Most importantly they gave Māoridom a reasoned and powerful voice in government for Māori education, housing and health. They were pragmatic enough to know that the only way to make any gains for Māoridom was to be part of the government rather than sitting on the opposition benches. That pragmatism, however, came at cost and they are not the only ones to be punished by the electorate for getting into bed with National. In a previous hung Parliament in 1996, New Zealand First leader Winston Peters agreed to a coalition agreement with National to form a government. While such arrangements are the very nature of an MMP system, he was castigated by party members as a traitor. Some have yet to forgive him.
That appears to be one of the reasons why so many Māori voters turned against the Māori Party in favour of Labour. No matter what the Māori Party gained in government it was never going to be enough for some voters who clearly had unreasonable expectations of what two members could achieve. That they achieved anything at all as part of a right-wing government is remarkable. That they achieved so much and were thrown out by a majority of their people is hard to fathom and suggests that the majority of Māori voters no longer values a separate Māori voice in Parliament.
Māori have stood as candidates for, and won general seats, and perhaps that is where they should be.
If that is the case it brings into question the future of the Māori electorates. They were introduced in 1867 when only men with title to land could vote. Owners of communal Māori land without title were excluded from voting and, to give them a voice in Parliament, four Māori electorates were established. Initially they were little more than a token gesture but the political ability of Māori members soon had them making a valuable contribution to early New Zealand.

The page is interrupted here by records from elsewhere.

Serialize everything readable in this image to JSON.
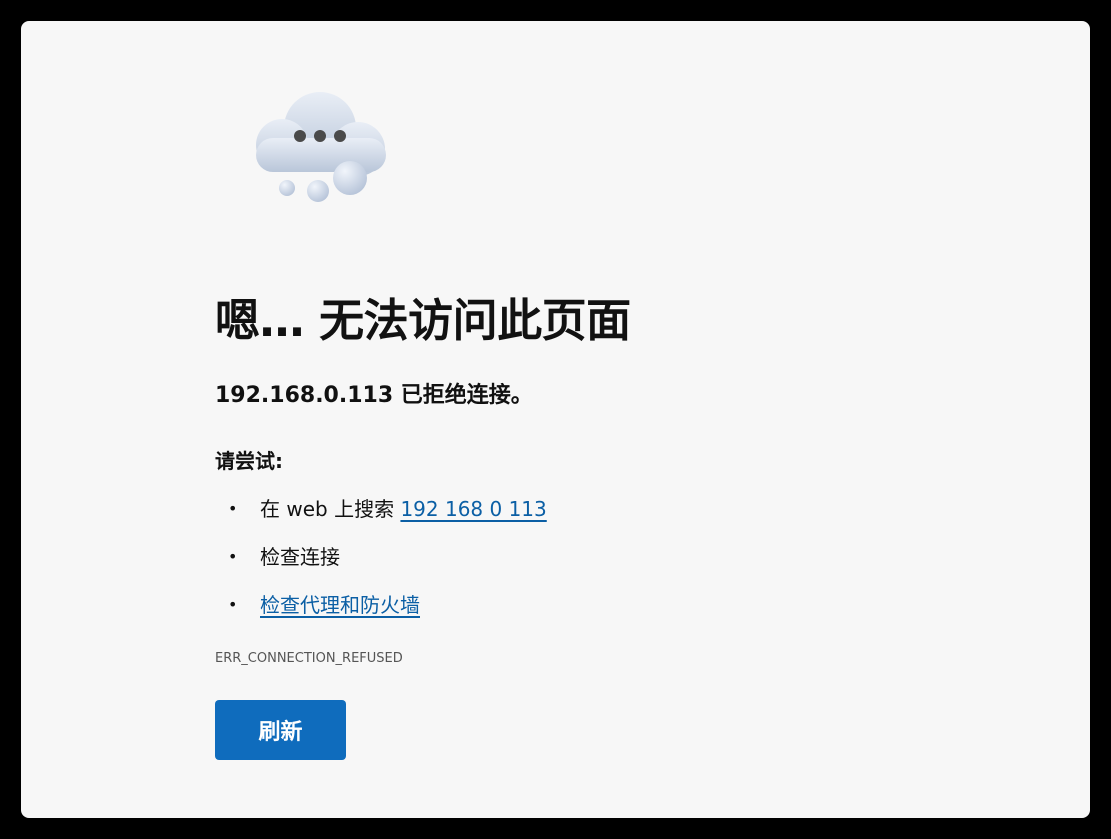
{
  "page": {
    "title": "嗯… 无法访问此页面",
    "subtitle": "192.168.0.113 已拒绝连接。",
    "try_heading": "请尝试:",
    "suggestions": [
      {
        "prefix": "在 web 上搜索 ",
        "link": "192 168 0 113"
      },
      {
        "text": "检查连接"
      },
      {
        "link": "检查代理和防火墙"
      }
    ],
    "bullet": "•",
    "error_code": "ERR_CONNECTION_REFUSED",
    "refresh_label": "刷新"
  },
  "icons": {
    "illustration": "cloud-icon"
  },
  "colors": {
    "background": "#f7f7f7",
    "link": "#0b5fa5",
    "button": "#0f6cbd",
    "button_text": "#ffffff",
    "text": "#111111"
  }
}
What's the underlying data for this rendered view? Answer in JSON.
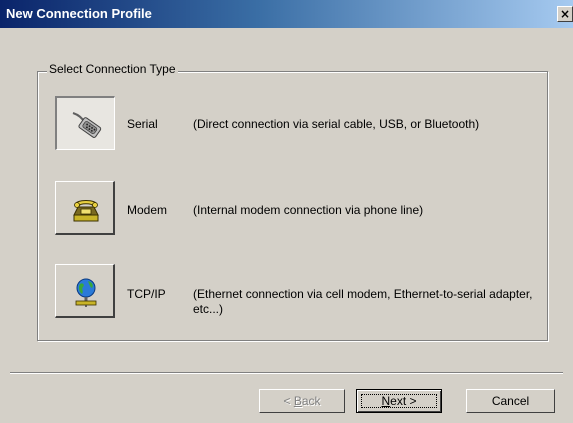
{
  "window": {
    "title": "New Connection Profile",
    "close_label": "×"
  },
  "group": {
    "legend": "Select Connection Type"
  },
  "options": [
    {
      "label": "Serial",
      "description": "(Direct connection via serial cable, USB, or Bluetooth)",
      "icon": "serial-cable-icon",
      "selected": true
    },
    {
      "label": "Modem",
      "description": "(Internal modem connection via phone line)",
      "icon": "telephone-modem-icon",
      "selected": false
    },
    {
      "label": "TCP/IP",
      "description": "(Ethernet connection via cell modem, Ethernet-to-serial adapter, etc...)",
      "icon": "network-globe-icon",
      "selected": false
    }
  ],
  "buttons": {
    "back_prefix": "< ",
    "back_mnemonic": "B",
    "back_rest": "ack",
    "next_mnemonic": "N",
    "next_rest": "ext >",
    "cancel": "Cancel"
  },
  "colors": {
    "dialog_bg": "#d4d0c8",
    "titlebar_start": "#0a246a",
    "titlebar_end": "#a6caf0"
  }
}
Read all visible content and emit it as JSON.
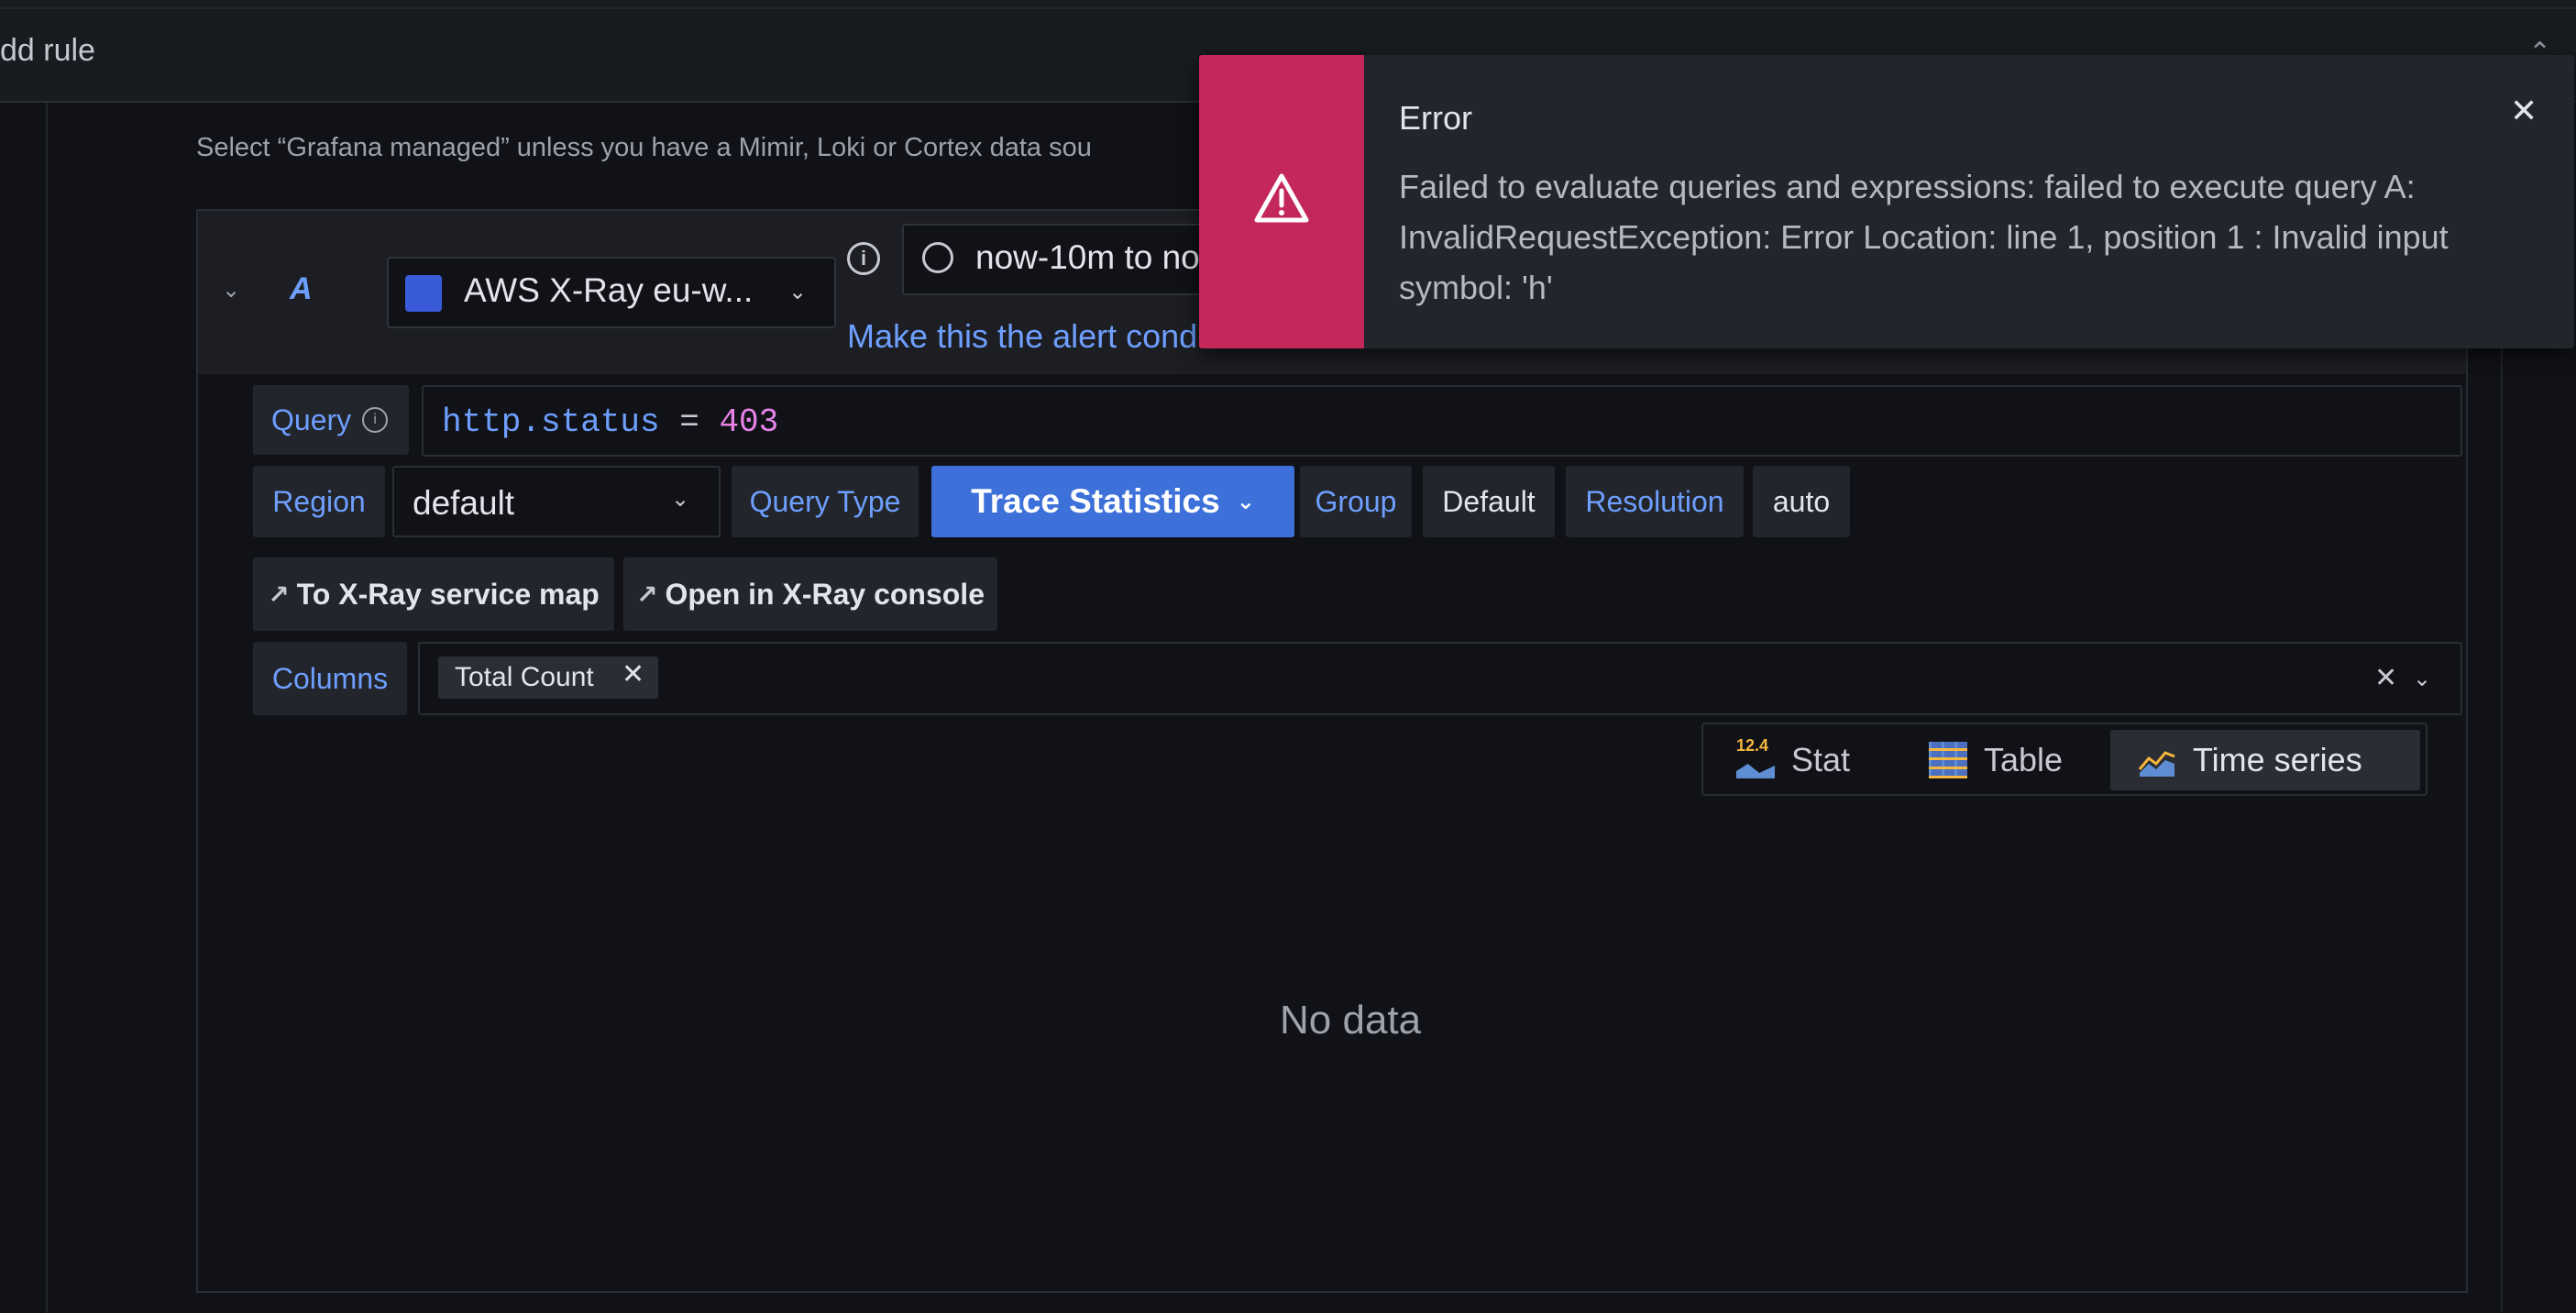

With the extension of voting rights to women in 1893 and eventually to all adult New Zealanders, the original purpose of the Māori electorates disappeared but Māoridom was loath to part with them. Certainly without them Māori would have been much worse off than they are today and there is still some way to go for our political system to address many uniquely Māori issues in health, education, housing and employment.
If a separate Māori voice in Parliament is no longer seen by Māoridom as a way of dealing with those matters perhaps the incoming government should conduct a poll, of the Māori electoral roll alone, and let them make the final decision.